Anyway, I moved across the country for uni - somewhat of a guise for getting away from my abusive ex. I moved here alone and it took a lot of courage but I did it and built myself a new life here. Sally moved a year later to join me when I had an opening in my flat for a new flatmate, claiming the decision was partly because she had missed me so much. She unfortunately found it really hard to get a stable job here and struggled a lot mentally and financially. I was in the midst of one of the most painful and traumatising experiences of my life (breaking up with the ex) and also struggling to find work after graduating. The friendship group I had made here fell apart right when she moved - it’s complicated but Sally was unfortunately the catalyst. It was already in the works and it retrospect inevitable but Sally unintentionally sped it up. The crux of the situation is that we became relatively co-dependent very quickly and she ended up feeling like more of a partner than a friend. We did everything together and admittedly I let her do a lot of things for me because I was struggling so much and she often took control of situations and quite honestly it was just easier to go along with it.
The situation got a bit toxic when she started seeming resentful.

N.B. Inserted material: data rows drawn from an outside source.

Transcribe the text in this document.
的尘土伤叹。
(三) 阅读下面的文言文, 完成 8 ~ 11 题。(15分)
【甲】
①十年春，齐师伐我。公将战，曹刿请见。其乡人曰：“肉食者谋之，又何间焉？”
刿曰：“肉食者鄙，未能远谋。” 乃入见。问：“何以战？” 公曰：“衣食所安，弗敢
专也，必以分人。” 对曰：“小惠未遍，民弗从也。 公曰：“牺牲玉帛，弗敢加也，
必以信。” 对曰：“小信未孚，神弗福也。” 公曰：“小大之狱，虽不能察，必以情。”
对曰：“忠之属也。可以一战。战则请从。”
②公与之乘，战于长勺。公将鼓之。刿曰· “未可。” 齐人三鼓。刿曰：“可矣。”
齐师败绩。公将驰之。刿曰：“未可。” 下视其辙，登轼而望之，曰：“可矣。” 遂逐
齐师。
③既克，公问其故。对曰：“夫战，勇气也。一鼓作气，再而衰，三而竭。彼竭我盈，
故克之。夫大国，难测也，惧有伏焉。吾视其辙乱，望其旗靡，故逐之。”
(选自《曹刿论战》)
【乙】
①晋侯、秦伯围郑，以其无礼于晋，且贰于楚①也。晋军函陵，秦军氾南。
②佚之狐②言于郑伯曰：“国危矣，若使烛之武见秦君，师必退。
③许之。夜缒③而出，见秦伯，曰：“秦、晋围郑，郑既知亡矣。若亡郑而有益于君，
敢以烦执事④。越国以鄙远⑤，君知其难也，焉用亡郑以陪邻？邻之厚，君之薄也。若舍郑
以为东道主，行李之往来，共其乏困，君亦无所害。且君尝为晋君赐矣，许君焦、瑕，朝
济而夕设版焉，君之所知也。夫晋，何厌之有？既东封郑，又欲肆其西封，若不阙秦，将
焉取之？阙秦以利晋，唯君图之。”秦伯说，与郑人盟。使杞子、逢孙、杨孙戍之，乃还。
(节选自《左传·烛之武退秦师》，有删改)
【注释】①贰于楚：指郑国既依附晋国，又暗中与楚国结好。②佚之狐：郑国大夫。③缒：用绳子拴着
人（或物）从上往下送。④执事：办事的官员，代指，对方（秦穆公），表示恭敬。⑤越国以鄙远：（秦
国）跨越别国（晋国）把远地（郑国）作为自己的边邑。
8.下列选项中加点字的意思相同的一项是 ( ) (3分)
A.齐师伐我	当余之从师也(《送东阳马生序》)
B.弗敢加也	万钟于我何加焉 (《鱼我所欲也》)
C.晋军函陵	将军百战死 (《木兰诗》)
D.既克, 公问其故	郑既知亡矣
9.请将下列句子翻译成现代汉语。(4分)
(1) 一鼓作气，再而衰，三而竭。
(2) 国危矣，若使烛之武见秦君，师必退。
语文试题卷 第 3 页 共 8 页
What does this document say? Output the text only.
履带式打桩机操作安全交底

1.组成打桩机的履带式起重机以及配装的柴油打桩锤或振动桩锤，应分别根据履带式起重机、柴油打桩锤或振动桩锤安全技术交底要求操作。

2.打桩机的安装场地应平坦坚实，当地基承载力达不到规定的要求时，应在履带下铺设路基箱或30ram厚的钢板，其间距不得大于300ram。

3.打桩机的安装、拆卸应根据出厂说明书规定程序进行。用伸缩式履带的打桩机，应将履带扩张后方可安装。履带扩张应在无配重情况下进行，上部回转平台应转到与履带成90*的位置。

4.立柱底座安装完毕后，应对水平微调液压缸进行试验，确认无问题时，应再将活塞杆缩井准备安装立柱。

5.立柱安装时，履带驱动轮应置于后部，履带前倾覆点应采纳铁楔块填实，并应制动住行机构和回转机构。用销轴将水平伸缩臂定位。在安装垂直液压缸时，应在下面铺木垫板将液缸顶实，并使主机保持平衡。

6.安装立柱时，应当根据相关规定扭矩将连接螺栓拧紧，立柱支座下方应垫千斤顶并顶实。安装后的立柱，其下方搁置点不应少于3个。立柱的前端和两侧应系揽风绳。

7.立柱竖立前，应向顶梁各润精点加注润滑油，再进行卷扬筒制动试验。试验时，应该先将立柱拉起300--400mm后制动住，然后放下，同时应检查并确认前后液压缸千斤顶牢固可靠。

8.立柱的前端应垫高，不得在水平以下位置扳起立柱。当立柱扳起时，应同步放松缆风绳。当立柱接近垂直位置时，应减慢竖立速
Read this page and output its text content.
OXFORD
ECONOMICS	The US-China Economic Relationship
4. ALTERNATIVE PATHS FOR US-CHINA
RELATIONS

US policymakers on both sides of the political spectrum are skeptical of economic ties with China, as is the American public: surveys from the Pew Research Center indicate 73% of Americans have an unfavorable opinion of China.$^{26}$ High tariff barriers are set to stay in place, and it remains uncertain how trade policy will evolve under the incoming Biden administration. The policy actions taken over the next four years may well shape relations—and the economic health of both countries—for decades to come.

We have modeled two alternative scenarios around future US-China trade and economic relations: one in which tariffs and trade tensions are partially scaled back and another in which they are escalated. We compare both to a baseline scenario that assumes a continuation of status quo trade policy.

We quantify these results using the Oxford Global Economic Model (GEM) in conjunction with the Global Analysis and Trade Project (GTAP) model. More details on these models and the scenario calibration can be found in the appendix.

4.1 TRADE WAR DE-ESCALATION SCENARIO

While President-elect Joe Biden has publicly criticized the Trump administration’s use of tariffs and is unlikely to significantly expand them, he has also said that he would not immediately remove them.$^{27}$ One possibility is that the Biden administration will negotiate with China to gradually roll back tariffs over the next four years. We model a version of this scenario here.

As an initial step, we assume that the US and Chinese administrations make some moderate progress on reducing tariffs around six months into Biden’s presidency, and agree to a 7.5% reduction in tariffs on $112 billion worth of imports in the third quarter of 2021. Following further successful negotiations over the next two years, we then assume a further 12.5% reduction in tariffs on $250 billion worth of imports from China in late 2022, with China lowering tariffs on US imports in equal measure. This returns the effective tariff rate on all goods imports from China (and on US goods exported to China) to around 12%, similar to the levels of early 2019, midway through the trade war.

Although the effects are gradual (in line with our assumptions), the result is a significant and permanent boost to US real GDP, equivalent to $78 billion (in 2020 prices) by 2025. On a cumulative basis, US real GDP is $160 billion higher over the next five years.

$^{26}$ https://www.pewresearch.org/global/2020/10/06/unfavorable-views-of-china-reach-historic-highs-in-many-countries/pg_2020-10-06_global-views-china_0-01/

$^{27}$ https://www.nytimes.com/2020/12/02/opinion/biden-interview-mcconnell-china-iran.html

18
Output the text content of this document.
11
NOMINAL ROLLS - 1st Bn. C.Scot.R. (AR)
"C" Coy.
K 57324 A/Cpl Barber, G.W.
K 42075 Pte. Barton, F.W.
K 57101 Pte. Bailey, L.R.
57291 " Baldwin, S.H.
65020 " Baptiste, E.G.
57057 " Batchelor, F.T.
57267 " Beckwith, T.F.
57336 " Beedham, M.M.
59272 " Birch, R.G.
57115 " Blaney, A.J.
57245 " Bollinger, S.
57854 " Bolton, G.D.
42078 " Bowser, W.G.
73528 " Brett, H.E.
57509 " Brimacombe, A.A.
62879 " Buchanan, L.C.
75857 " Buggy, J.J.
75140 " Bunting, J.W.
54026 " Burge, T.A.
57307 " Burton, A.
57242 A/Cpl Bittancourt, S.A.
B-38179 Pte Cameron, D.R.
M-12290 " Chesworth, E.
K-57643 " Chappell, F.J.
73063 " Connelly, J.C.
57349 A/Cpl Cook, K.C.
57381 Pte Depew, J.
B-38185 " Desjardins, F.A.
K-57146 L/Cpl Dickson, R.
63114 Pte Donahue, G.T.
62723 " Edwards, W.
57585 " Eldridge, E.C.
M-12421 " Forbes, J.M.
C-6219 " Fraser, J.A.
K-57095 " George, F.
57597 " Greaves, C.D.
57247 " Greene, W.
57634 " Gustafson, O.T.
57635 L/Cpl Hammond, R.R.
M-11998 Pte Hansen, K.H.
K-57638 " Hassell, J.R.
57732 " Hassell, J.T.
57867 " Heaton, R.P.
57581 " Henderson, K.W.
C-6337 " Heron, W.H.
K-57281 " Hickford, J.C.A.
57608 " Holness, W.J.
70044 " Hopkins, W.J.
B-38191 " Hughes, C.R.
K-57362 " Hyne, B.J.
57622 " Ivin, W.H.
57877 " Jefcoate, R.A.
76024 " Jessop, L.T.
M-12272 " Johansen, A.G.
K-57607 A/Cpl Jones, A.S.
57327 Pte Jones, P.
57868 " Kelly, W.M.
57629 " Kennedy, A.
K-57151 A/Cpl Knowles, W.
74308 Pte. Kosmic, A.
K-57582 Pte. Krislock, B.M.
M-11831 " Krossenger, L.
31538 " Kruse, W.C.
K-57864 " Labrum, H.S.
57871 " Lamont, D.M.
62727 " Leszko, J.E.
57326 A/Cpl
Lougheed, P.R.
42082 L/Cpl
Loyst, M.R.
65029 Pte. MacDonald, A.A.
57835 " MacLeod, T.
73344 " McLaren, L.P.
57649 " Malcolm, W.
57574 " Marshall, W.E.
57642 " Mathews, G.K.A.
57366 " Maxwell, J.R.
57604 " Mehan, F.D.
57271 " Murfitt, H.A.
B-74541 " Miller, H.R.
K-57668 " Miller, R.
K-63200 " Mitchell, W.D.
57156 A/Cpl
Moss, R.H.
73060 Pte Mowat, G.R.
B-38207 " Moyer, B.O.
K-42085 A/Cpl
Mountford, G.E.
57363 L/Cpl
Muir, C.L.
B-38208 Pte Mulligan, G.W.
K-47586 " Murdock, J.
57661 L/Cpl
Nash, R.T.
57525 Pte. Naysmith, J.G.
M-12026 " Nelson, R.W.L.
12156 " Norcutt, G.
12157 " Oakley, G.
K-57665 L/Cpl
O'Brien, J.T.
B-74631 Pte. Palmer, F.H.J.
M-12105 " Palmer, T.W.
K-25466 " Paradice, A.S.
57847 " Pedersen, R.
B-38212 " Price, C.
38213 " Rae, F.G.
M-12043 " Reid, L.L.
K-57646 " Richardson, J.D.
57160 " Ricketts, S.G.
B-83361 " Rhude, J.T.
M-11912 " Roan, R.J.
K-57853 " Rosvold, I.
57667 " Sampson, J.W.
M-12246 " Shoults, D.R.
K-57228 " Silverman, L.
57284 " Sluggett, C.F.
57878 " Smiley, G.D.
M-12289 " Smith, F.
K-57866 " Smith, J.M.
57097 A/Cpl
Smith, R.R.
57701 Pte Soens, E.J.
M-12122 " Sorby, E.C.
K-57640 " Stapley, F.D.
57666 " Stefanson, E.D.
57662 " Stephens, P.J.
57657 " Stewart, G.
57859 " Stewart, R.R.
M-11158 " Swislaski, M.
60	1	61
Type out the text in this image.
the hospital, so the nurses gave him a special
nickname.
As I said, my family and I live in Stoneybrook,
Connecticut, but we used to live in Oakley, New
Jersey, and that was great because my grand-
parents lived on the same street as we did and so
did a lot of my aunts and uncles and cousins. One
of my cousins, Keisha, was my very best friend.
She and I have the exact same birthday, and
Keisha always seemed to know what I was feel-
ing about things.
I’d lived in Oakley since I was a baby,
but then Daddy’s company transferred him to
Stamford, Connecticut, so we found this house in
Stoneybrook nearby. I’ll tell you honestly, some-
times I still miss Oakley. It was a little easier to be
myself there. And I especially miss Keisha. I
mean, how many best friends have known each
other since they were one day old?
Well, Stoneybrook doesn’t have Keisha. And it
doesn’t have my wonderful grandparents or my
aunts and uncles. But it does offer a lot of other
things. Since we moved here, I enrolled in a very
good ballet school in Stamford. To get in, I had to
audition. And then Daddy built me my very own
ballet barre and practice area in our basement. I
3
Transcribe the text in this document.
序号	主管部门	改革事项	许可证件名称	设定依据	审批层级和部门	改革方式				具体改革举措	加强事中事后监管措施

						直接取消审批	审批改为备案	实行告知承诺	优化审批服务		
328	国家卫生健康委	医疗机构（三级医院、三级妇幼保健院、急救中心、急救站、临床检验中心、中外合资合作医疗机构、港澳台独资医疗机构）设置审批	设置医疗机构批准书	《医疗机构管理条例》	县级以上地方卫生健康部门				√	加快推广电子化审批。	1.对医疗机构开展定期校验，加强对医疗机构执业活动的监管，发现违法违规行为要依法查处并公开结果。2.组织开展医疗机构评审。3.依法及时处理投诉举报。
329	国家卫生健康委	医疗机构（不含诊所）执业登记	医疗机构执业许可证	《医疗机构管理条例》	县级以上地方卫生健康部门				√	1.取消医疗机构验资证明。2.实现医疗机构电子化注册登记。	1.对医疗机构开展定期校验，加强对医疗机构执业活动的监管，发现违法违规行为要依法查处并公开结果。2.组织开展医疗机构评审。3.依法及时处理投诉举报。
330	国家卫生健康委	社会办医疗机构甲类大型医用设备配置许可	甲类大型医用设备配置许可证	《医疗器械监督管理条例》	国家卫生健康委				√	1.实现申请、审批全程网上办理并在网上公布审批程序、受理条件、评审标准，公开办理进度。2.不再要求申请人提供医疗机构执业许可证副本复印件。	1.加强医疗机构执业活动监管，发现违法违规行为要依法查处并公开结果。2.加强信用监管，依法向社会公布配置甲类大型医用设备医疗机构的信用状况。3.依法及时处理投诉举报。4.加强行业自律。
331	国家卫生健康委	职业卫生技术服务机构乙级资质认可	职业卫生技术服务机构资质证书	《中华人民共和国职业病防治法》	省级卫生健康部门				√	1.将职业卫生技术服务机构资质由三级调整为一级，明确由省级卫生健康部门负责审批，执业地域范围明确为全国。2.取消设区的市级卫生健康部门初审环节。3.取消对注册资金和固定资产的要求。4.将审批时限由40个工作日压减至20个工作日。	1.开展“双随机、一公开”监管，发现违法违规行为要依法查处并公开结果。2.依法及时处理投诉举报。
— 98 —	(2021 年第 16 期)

I noticed she started testing the waters with me a little bit romantically - she is naturally flirty with her friends anyway but she was making pointed comments that even I (a highly autistic lesbian) could work out as such (eg someone asked if we were together on a night out and she said no but turned to me and said I’ll be into you if you want). I simply reciprocated the vibes she put out because I tend to just let others lead and go along with things, not really knowing how I felt but recognising that my feelings were definitely becoming more complicated but ultimately I was enjoying her attention I suppose. That’s when she seemed to freak out and a bit - almost like she didn’t expect me to respond - and suddenly realised she had fucked up. Things then began to change and there were a good couple of months where she snapped at me very frequently over trivial things. I often get things wrong and can be ditzy and she frequently lost her patience with me, but not just in a harmless way - she would often talk down to me and make me feel stupid. She did apologise on occasion but it was really unpleasant and embarrassing when she did it in front of other people. Some people have suggested she did this as a way of sabotaging the romantic undertones of the friendship.
Things improved for a while after she left a horrible job. We were getting on really well and were really close - to the point where other people thought we were a couple again and we joked about it frequently. She recently told me if she was going to have a sister it would be me, which was sweet but also, of course, slightly confusing. Out of nowhere she also joked about us falling in love but that she didn’t see me that way, almost like she was trying to reassert the friendship or maybe convince herself. However, we recently fell out really badly on a trip away together when she ditched me last minute in our 2 person Airbnb we had booked together to stay with her friend instead of with me - someone I know she flirts with frequently. I was distraught and so confused by her actions.
I just wondered what people thought of this situation? Is this friendship completely fucked? Is it my fault? And finally, how can I fix it?